Lisuan Debuts Lisuan Extreme Gaming GPU and LX Pro AI Cards in China With 7G106 Silicon
LisuanTech has officially introduced its new Lisuan Extreme gaming graphics card alongside the LX series for professional and AI focused workloads in China, marking the company’s first real commercial push around its 7G106 GPU. The launch has been covered by multiple outlets, while LisuanTech’s own site now highlights the company’s Lisuan eXtreme GPU family as part of its broader TrueGPU roadmap.
The gaming side of the launch is centered on the Lisuan Extreme LX 7G100, a consumer card built on a 6nm 7G106 GPU with 12GB of GDDR6 memory on a 192 bit bus, PCIe 4.0 x16, 192 TMUs, 96 ROPs, and a rated board power of up to 225W supplied through a single 8 pin connector. Reports on the launch also describe a Founders Edition style variant and a planned June 18 retail debut in China.
From a design standpoint, the Lisuan Extreme card is described as a triple slot, triple fan product with 4 DisplayPort 1.4a outputs. Coverage of the announcement says it supports output up to 8K at 60Hz HDR, while media features include AV1 4K at 30 FPS encode, HEVC 8K at 30 FPS encode, and AV1 and HEVC 8K at 60 FPS decode. On the software side, the card is said to support DirectX 12, Vulkan 1.3, OpenGL 4.6, and OpenCL 3.0, which is a meaningful point for a domestic Chinese GPU vendor trying to present itself as ready for modern PC gaming rather than only specialized local workloads.
Lisuan is also leaning hard into game compatibility. Reporting on the launch says the company is advertising out of box support for modern AAA titles including Baldur’s Gate 3, Cyberpunk 2077, Elden Ring, Black Myth: Wukong, The Witcher 3, Monster Hunter Rise, Resident Evil 4, and Sekiro. That does not automatically tell us how competitive performance will be against AMD, NVIDIA, or Intel across the board, because Lisuan has not publicly provided the kind of broad benchmark stack enthusiasts would usually want. But it does show where the company wants this card to land in perception: as a real gaming product, not just a patriotic proof of concept.
Alongside the gaming card, Lisuan has unveiled its LX lineup for workstation, prosumer, and AI related use.
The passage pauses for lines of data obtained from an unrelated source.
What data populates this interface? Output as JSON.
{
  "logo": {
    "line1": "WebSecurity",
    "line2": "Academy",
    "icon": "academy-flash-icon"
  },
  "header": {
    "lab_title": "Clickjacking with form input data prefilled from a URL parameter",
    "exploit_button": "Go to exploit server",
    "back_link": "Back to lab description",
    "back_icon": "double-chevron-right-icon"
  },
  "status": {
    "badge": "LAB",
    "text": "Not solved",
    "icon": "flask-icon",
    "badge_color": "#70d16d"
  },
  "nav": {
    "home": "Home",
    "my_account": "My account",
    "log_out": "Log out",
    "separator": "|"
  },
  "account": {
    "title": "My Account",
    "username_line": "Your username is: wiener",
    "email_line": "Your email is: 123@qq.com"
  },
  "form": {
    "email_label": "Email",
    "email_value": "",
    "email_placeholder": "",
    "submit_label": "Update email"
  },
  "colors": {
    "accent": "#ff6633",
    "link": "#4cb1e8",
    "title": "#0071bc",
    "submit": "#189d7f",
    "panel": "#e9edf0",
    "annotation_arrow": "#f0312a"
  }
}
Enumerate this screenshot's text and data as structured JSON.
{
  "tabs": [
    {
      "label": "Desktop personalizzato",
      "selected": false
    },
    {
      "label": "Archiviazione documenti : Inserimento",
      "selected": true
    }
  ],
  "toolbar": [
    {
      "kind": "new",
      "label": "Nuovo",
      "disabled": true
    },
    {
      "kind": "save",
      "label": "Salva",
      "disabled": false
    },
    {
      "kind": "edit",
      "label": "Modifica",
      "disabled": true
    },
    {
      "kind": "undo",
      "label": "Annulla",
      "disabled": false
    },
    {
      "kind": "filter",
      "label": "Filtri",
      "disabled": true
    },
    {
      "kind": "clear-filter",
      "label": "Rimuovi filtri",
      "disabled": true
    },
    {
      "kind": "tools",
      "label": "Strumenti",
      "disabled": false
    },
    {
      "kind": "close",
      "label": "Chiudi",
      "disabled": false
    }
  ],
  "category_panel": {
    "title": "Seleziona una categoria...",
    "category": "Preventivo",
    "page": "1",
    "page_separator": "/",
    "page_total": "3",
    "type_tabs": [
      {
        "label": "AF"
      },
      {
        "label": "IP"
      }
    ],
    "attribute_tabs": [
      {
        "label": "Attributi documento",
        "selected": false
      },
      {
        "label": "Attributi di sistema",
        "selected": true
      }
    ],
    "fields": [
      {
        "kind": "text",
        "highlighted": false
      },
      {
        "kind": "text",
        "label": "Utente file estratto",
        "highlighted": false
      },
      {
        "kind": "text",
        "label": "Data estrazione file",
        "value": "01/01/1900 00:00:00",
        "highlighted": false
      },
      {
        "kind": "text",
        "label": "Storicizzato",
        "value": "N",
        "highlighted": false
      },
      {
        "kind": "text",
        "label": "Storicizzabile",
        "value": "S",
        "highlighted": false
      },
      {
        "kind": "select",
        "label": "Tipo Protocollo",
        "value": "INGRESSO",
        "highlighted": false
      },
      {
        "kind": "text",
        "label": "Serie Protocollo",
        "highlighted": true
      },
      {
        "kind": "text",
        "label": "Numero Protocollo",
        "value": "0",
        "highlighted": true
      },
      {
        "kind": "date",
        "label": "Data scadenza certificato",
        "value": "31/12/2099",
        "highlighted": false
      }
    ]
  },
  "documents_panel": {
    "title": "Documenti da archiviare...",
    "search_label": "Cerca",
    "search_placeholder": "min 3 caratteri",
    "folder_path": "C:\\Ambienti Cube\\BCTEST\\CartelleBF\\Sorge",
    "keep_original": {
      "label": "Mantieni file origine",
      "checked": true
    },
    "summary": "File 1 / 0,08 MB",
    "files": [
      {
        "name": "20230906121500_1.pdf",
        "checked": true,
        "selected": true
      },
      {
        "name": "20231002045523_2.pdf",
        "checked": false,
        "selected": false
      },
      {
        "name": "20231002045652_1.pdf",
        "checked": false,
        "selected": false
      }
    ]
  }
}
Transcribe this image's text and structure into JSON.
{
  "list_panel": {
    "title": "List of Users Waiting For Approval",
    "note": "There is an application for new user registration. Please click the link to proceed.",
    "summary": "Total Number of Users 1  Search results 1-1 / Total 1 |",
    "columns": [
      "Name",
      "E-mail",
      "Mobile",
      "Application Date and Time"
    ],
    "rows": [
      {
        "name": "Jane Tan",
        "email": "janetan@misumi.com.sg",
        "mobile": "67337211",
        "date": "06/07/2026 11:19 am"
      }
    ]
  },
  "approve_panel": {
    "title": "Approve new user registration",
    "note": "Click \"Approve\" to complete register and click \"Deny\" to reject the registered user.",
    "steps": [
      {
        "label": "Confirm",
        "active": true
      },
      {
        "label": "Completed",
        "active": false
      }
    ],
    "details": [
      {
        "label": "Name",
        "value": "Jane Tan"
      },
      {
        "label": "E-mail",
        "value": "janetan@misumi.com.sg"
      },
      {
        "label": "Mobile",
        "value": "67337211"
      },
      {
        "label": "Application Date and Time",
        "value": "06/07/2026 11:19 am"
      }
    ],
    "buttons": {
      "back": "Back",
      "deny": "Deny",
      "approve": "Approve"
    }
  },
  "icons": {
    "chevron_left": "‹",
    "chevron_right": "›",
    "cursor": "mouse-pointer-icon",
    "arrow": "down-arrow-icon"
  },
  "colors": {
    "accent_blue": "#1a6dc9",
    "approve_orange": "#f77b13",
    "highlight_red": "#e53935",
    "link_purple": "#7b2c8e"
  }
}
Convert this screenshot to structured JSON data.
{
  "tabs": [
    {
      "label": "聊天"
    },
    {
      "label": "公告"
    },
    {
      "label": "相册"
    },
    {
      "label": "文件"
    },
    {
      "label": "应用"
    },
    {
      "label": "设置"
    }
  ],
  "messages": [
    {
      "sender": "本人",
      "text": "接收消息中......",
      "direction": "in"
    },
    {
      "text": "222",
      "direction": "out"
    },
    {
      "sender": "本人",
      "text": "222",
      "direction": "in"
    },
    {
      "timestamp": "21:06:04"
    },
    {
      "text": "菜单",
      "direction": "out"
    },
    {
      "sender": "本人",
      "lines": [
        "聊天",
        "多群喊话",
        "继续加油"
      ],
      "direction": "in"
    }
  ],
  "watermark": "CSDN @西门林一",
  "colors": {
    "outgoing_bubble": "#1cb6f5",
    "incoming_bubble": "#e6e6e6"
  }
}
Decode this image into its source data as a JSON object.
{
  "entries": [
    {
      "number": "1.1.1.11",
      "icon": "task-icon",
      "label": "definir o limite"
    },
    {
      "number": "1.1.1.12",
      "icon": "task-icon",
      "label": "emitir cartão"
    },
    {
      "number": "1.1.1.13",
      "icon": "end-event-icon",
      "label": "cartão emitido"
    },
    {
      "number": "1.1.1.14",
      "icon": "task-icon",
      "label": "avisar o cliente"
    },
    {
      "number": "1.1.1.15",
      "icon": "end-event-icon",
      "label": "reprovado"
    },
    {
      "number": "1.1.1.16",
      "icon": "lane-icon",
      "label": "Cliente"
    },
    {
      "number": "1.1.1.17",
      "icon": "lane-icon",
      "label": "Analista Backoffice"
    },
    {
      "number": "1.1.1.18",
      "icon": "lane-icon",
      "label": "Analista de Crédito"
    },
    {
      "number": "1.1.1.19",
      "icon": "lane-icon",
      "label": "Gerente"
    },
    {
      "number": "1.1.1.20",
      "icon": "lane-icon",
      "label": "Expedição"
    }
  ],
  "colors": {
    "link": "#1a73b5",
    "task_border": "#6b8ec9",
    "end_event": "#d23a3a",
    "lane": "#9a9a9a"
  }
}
Current reporting describes 3 variants: LX Ultra, LX Pro, and LX Max. The LX Ultra is positioned as the flagship with 24GB of VRAM and a blower style cooler, making it more suitable for denser workstation or server style deployment. The LX Pro also carries 24GB of VRAM but uses a more conventional dual axial fan layout, while the LX Max is the lower tier option with 12GB of VRAM and a similar dual fan design.
Compatibility is another area Lisuan is clearly emphasizing. Reports say the LX series is being positioned to work with CPUs from Intel, AMD, Hygon, Loongson, Phytium, and Zhaoxin, with operating system support including Windows, UOS, Ubuntu, and Kylin. That is commercially significant in China because it aligns the cards not only with mainstream x86 platforms, but also with several domestic processor and software ecosystems that matter for state aligned, enterprise, and localization driven deployments. Pre orders for the LX series are also reported to begin on March 17.
There is also a bigger strategic angle here. LisuanTech’s official site now openly describes its GPU effort as a domestically developed “rendering and inference integrated GPU” platform and highlights the Lisuan eXtreme family as part of China’s push to build more self controlled graphics and AI hardware. Separately, Lisuan’s technology page points to in house features such as super resolution style upscaling and virtualization support on 7G106, suggesting the company is trying to build a more complete platform story instead of competing on silicon alone.
That said, the real test starts now. Announcing products is one thing. Delivering stable drivers, broad game compatibility, consistent real world performance, and reliable supply is another. China has been pushing for stronger domestic GPU alternatives for years, but the market has historically been unforgiving when software maturity or developer support lags behind the hardware message. Lisuan’s new launch looks like one of the more serious attempts yet to break through that ceiling, especially because it is targeting both gaming and AI workstation segments at the same time. This last point is an inference based on the product positioning and compatibility claims in launch coverage and on LisuanTech’s official platform messaging.
For now, the headline is clear: Lisuan is no longer talking only about prototypes. It now has named gaming and pro cards, a stated retail window for the consumer model, and a clearer commercial identity around the 7G106. Whether that turns into a real challenger in the broader GPU conversation will depend on what happens after launch day.
What do you think, could Lisuan’s new 7G106 based cards become a meaningful step forward for China’s domestic GPU market, or is the software and ecosystem gap still too wide to close quickly?